HARLAN CLOETE | Local government White Paper’s blind spot

Political appointments blamed for eroding professionalism in municipalities

The writer says South Africa has spent more than two decades reforming structures, policies and oversight mechanisms, but municipal performance continues to decline. (Eugene Coetzee)

South Africa’s White Paper on local government review arrives at a time when communities are preparing to elect leaders to represent their hopes, dreams and aspirations.

Across the country, many communities are frustrated by what is increasingly perceived as an uncaring local government system. Trust in local government is at an all-time low, while governance scandals continue to unfold at an alarming rate.

In this context the White Paper is welcome and urgently needed as it calls for a reset.

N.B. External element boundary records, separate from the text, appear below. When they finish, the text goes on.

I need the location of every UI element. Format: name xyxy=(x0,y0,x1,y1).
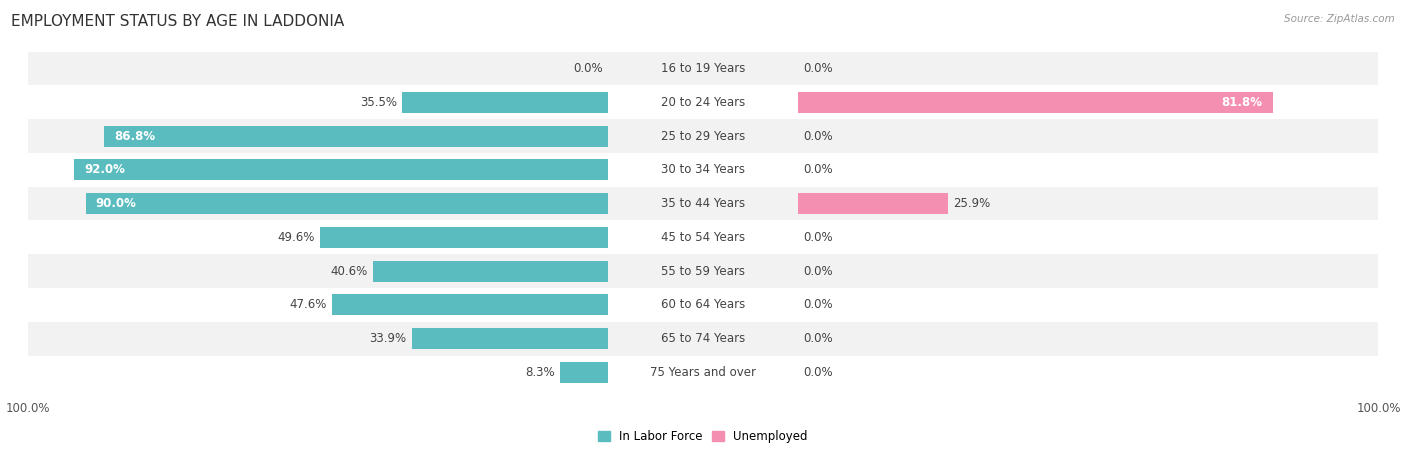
Text: 8.3%: 8.3% xyxy=(526,366,555,379)
Text: 0.0%: 0.0% xyxy=(803,163,832,176)
Bar xyxy=(797,92,1272,113)
Text: 25 to 29 Years: 25 to 29 Years xyxy=(661,130,745,143)
Bar xyxy=(797,193,948,214)
Text: 33.9%: 33.9% xyxy=(368,332,406,345)
Text: 65 to 74 Years: 65 to 74 Years xyxy=(661,332,745,345)
Text: 60 to 64 Years: 60 to 64 Years xyxy=(661,298,745,311)
Text: 55 to 59 Years: 55 to 59 Years xyxy=(661,265,745,278)
Bar xyxy=(321,227,609,248)
Text: 0.0%: 0.0% xyxy=(803,231,832,244)
Bar xyxy=(28,254,1378,288)
Bar xyxy=(28,356,1378,389)
Text: 0.0%: 0.0% xyxy=(803,265,832,278)
Bar xyxy=(28,153,1378,187)
Bar xyxy=(86,193,609,214)
Legend: In Labor Force, Unemployed: In Labor Force, Unemployed xyxy=(598,430,808,443)
Bar xyxy=(28,119,1378,153)
Text: 0.0%: 0.0% xyxy=(803,130,832,143)
Text: 45 to 54 Years: 45 to 54 Years xyxy=(661,231,745,244)
Bar xyxy=(560,362,609,383)
Bar xyxy=(75,159,609,180)
Text: 0.0%: 0.0% xyxy=(574,62,603,75)
Text: 86.8%: 86.8% xyxy=(114,130,156,143)
Text: Source: ZipAtlas.com: Source: ZipAtlas.com xyxy=(1284,14,1395,23)
Bar xyxy=(412,328,609,349)
Text: 47.6%: 47.6% xyxy=(290,298,326,311)
Bar xyxy=(104,126,609,147)
Text: 0.0%: 0.0% xyxy=(803,332,832,345)
Bar xyxy=(402,92,609,113)
Text: 0.0%: 0.0% xyxy=(803,62,832,75)
Text: 40.6%: 40.6% xyxy=(330,265,367,278)
Bar xyxy=(373,261,609,282)
Bar xyxy=(332,294,609,315)
Text: 90.0%: 90.0% xyxy=(96,197,136,210)
Bar xyxy=(28,220,1378,254)
Bar xyxy=(28,52,1378,86)
Text: 16 to 19 Years: 16 to 19 Years xyxy=(661,62,745,75)
Bar xyxy=(28,187,1378,220)
Bar xyxy=(28,86,1378,119)
Text: 0.0%: 0.0% xyxy=(803,366,832,379)
Text: 35.5%: 35.5% xyxy=(360,96,396,109)
Text: 49.6%: 49.6% xyxy=(277,231,315,244)
Text: 75 Years and over: 75 Years and over xyxy=(650,366,756,379)
Text: 0.0%: 0.0% xyxy=(803,298,832,311)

Communities had until May 28 to make final submissions on what could become a significant turning point for local government, with 65 recommended policy changes under consideration.

The review correctly identifies three interconnected challenges: targeted policy changes to address structural weaknesses; more consistent and effective implementation of existing policies; and overcoming the longstanding pattern of reforms that fail to translate into implementation and impact.

Local government has a people problem

Importantly, the review also identifies culture and behavioural change in governance as central to the reform agenda. On this point, the evidence is overwhelming: local government has a people problem.

To illustrate, between 2022 and 2025 the University of the Free State (UFS) conducted four major research studies for the Local Government Sector Education and Training Authority (LGSeta).

Across all nine provinces, municipal types and functional areas, the findings were remarkably consistent. Weak human resource (HR) management and development systems emerged as primary drivers of municipal dysfunction.

The studies documented chronic managerial weaknesses in creating conducive environments for staff development, inconsistent performance management practices, inadequate knowledge management and the near absence of succession planning.

They also highlighted the structural barriers faced by women in local government, and organisational cultures and behaviours that continue to stifle progress.

It must also be noted that South Africa has spent more than two decades reforming structures, policies and oversight mechanisms, yet municipal performance continues to decline.

Systemic change must therefore begin with organisational managers at executive, senior, middle and junior levels. The fact is managers set the tone within institutions, and organisational culture is ultimately shaped by what managers reward, tolerate and sanction. People behave themselves into a culture.

No dedicated focus on HR governance

Yet despite recognising the importance of governance and ethics, the review contains a glaring omission: there is no dedicated focus on HR governance, the institutional backbone of municipal administration.

Municipalities do not fail because they lack legislation, frameworks or oversight structures. They fail because the people responsible for implementing these systems are too often poorly managed or appointed through processes that prioritise political loyalty over professional competence. This is not a peripheral issue; it lies at the centre of municipal dysfunction.

The starting point for sound governance in municipalities is the five-year Integrated Development Plan (IDP), which is reviewed annually and operationalised through the departmental Service Delivery and Budget Implementation Plan (SDBIP).

The time is ripe to introduce and institutionalise a Skills Development and Employment Equity Budget Implementation Plan alongside the SDBIP to compel departmental managers to account for their HR development performance, given municipalities’ continued failure to effectively implement the Skills Development Act and Employment Equity Act since 1998.

Without a strong HR governance regime linked to municipal strategy through the IDP, municipalities cannot build the organisational cultures required to sustain reform.

The White Paper rightly acknowledges the need for ethical leadership, depoliticisation and improved accountability. However, these goals cannot be achieved without an integrated framework for HR development, such as the model adopted by the LGSeta in 2019.

Omission of HR not a technical oversight

The omission of HR governance from the review is therefore not merely a technical oversight, it is a strategic blind spot. If it is to succeed where previous reforms have failed, it must elevate HR governance to the level of a standalone strategic focus area.

Doing so would align the review with the evidence emerging from the UFS LGSeta studies, and with global best practice, which consistently demonstrates capable institutions are built through professionalised and well-governed workforces.

At the nucleus of the local government reform agenda stands the manager. If managers are not effectively managing managers, then the entire reform project risks becoming yet another well-intentioned policy exercise with limited impact on the lived realities of communities.

Dr Cloete is a research fellow at the University of the Free State’s Centre for Gender and Africa Studies, focusing on local governance.